You may wish to create an array of points that you want to evaluate the wave at rather than computing x and y inside the loops, you could do this either by using two for loops to generate the points or by using np.mgrid and ravel as done in the GPU accelerated evaluation of particle sums) section.

Create a plot using single precision floating points numbers using your Cuda-accelerated function and a plot using double precision numbers using the standard Python code above.
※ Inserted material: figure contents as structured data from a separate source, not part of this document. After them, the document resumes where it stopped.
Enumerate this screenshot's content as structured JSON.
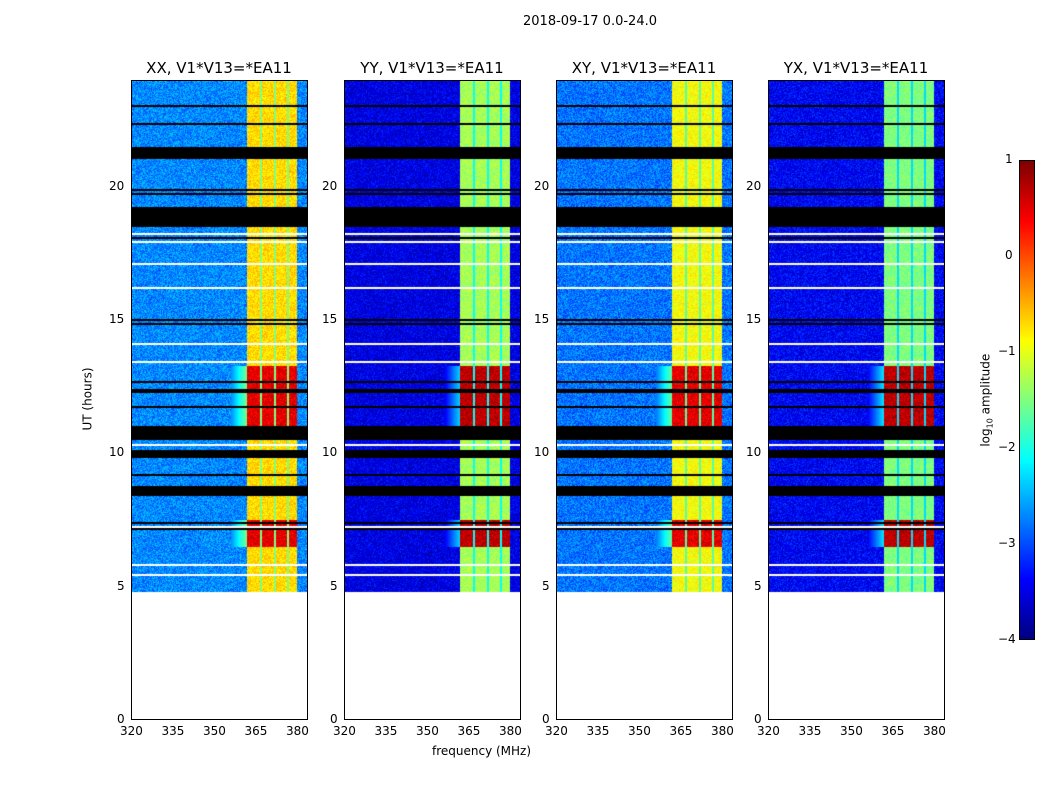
{
  "suptitle": "2018-09-17 0.0-24.0",
  "chart_data": {
    "type": "heatmap",
    "title": "2018-09-17 0.0-24.0",
    "xlabel": "frequency (MHz)",
    "ylabel": "UT (hours)",
    "xlim": [
      320,
      384
    ],
    "ylim": [
      0,
      24
    ],
    "xticks": [
      "320",
      "335",
      "350",
      "365",
      "380"
    ],
    "yticks": [
      "0",
      "5",
      "10",
      "15",
      "20"
    ],
    "colorbar": {
      "label": "log10 amplitude",
      "label_main": "log",
      "label_sub": "10",
      "label_tail": " amplitude",
      "range": [
        -4,
        1
      ],
      "ticks": [
        "1",
        "0",
        "−1",
        "−2",
        "−3",
        "−4"
      ],
      "colormap": "jet"
    },
    "data_start_hour": 4.8,
    "band_MHz": [
      362,
      380
    ],
    "band_gaps_MHz": [
      367,
      372,
      377
    ],
    "hot_periods_hours": [
      [
        6.5,
        7.5
      ],
      [
        11.0,
        13.3
      ]
    ],
    "flagged_black_hours": [
      [
        8.4,
        8.8
      ],
      [
        10.6,
        11.0
      ],
      [
        12.3,
        12.45
      ],
      [
        18.5,
        19.3
      ],
      [
        21.1,
        21.5
      ],
      [
        23.0,
        23.1
      ]
    ],
    "panels": [
      {
        "title": "XX, V1*V13=*EA11",
        "background_log_amp": -2.7,
        "band_log_amp": -0.7,
        "hot_log_amp": 0.5
      },
      {
        "title": "YY, V1*V13=*EA11",
        "background_log_amp": -3.5,
        "band_log_amp": -1.3,
        "hot_log_amp": 0.7
      },
      {
        "title": "XY, V1*V13=*EA11",
        "background_log_amp": -2.8,
        "band_log_amp": -0.9,
        "hot_log_amp": 0.5
      },
      {
        "title": "YX, V1*V13=*EA11",
        "background_log_amp": -3.4,
        "band_log_amp": -1.5,
        "hot_log_amp": 0.7
      }
    ]
  }
}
Visually compare the two plots: can you see any differences?

Comparing GPU and CPU acceleration#

Write a version of the code that uses numba.njit(parallel=True) and numba.prange to create the plot in parallel on a CPU. (You may want to use the function rbf_evaluation from the lecture notes section GPU accelerated evaluation of particle sums) as inspiration for your function.)

Time your GPU and CPU functions. (For your GPU function, you might want to copy a small array to the device (eg a = cuda.to_device(np.array([1.])) before you start timing to be sure that the time waiting for the GPU to become available on Colab is not included in your timing.) Which is faster?

Extension task#

Time your two functions for higher and low numbers of points at which you compute the wave. Create a plot showing the time taken for the two functions as you vary the number of points.